There is another important element in the entire process, which is rarely seen in the cryptocurrency domain. That is the simple factor of having an occurrence inside of the network that is completely and utterly regular in nature. Having something like this does not often occur in any cryptocurrency network but especially inside of the Bitcoin blockchain. Here it’s much more often to see completely irregular occurrences like the much-debated reasons for huge price changes.
In an environment where nothing is regular or predictable, having one such event is often the lynchpin around everything potentially can revolve. Also, there is the ability to learn from the previous halvings, which in itself is also precious in a domain that is so novel and young like the cryptocurrencies. This means that the predictable nature of halvings is something all traders and investors are counting on, in one way or another.
Lastly, like always in any massive movement of the bitcoin network, it is the institutional actors who carry the most influence. In recent weeks, exchanges saw a return of so-called macro traders and institutional investors. Many pulled out of the market because of the crash and felt hesitant to return in the first days after it happened. This is usually followed by the fear of the bottom not being known and the investors dreading that the crash might continue.
Now, all indicators point that it is over and many accounts are also seeing massive withdrawals of BTC funds, signaling a desire to keep the funds for a long period. While these are not exactly HODL users, they are the ones that will keep hold of their BTC for a period of weeks or even some months. Then, once the rally is clearly in the higher reaches of the price range, the same investors will sell a part or the entirety of their holdings. Bitcoin futures are also seeing plenty of action in the previous days, which is a further sign of activity.

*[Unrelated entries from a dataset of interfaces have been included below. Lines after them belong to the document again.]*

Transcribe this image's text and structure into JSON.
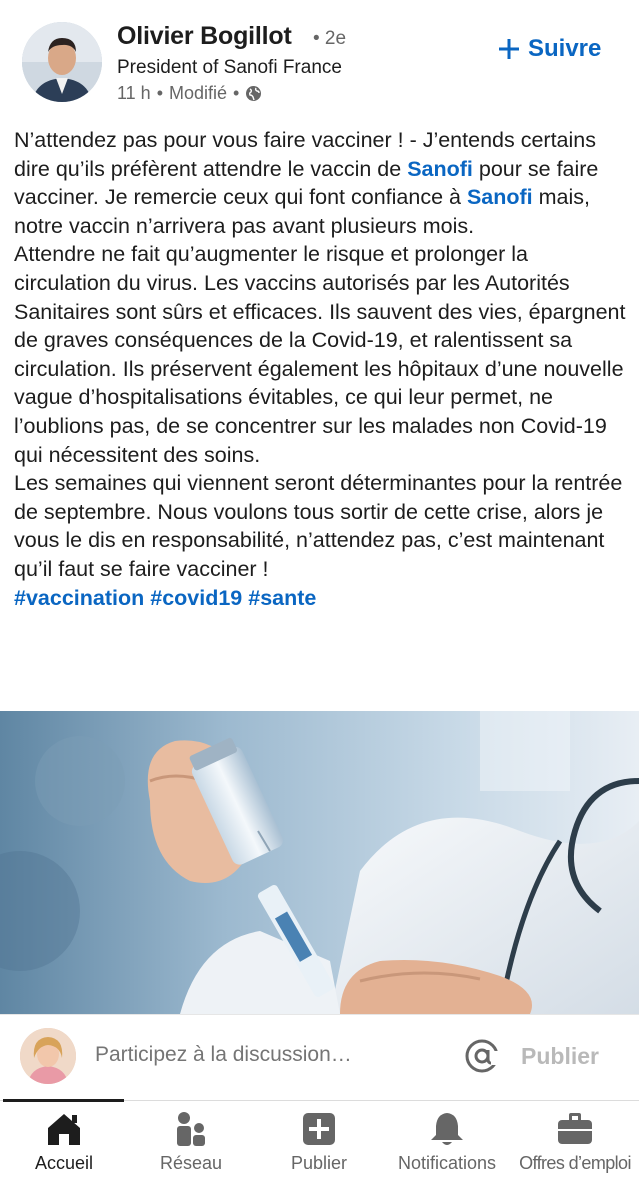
{
  "author": {
    "name": "Olivier Bogillot",
    "degree": "• 2e",
    "headline": "President of Sanofi France",
    "time": "11 h",
    "separator1": "•",
    "edited": "Modifié",
    "separator2": "•"
  },
  "follow": {
    "label": "Suivre"
  },
  "post": {
    "p1_a": "N’attendez pas pour vous faire vacciner ! - J’entends certains dire qu’ils préfèrent attendre le vaccin de ",
    "p1_link1": "Sanofi",
    "p1_b": " pour se faire vacciner. Je remercie ceux qui font confiance à ",
    "p1_link2": "Sanofi",
    "p1_c": " mais, notre vaccin n’arrivera pas avant plusieurs mois.",
    "p2": "Attendre ne fait qu’augmenter le risque et prolonger la circulation du virus. Les vaccins autorisés par les Autorités Sanitaires sont sûrs et efficaces. Ils sauvent des vies, épargnent de graves conséquences de la Covid-19, et ralentissent sa circulation. Ils préservent également les hôpitaux d’une nouvelle vague d’hospitalisations évitables, ce qui leur permet, ne l’oublions pas, de se concentrer sur les malades non Covid-19 qui nécessitent des soins.",
    "p3": "Les semaines qui viennent seront déterminantes pour la rentrée de septembre. Nous voulons tous sortir de cette crise, alors je vous le dis en responsabilité, n’attendez pas, c’est maintenant qu’il faut se faire vacciner !",
    "hashtags": [
      "#vaccination",
      "#covid19",
      "#sante"
    ]
  },
  "comment": {
    "placeholder": "Participez à la discussion…",
    "publish_label": "Publier"
  },
  "nav": {
    "items": [
      {
        "label": "Accueil",
        "icon": "home-icon"
      },
      {
        "label": "Réseau",
        "icon": "network-icon"
      },
      {
        "label": "Publier",
        "icon": "post-icon"
      },
      {
        "label": "Notifications",
        "icon": "bell-icon"
      },
      {
        "label": "Offres d’emploi",
        "icon": "briefcase-icon"
      }
    ],
    "active": "Accueil"
  },
  "colors": {
    "accent": "#0a66c2",
    "text": "#1d1d1d",
    "muted": "#666666"
  }
}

Like on the last two occasions, the expectations around the halving are big and growing. Chances are that they will push the price up at least somewhat, while a major bull run is a bit less likely, having in mind the entire state of the global economy. Similar to esports, unicorn startups, and many other digital-only ventures, perception and expectations play a big part here.
But, there is still an important aspect of the story that should provide the most comfort in the long-term viability of bitcoin – no one is expecting, like before the previous halving, that something might go wrong technically. This in itself shows just how far the BTC network came in the previous years.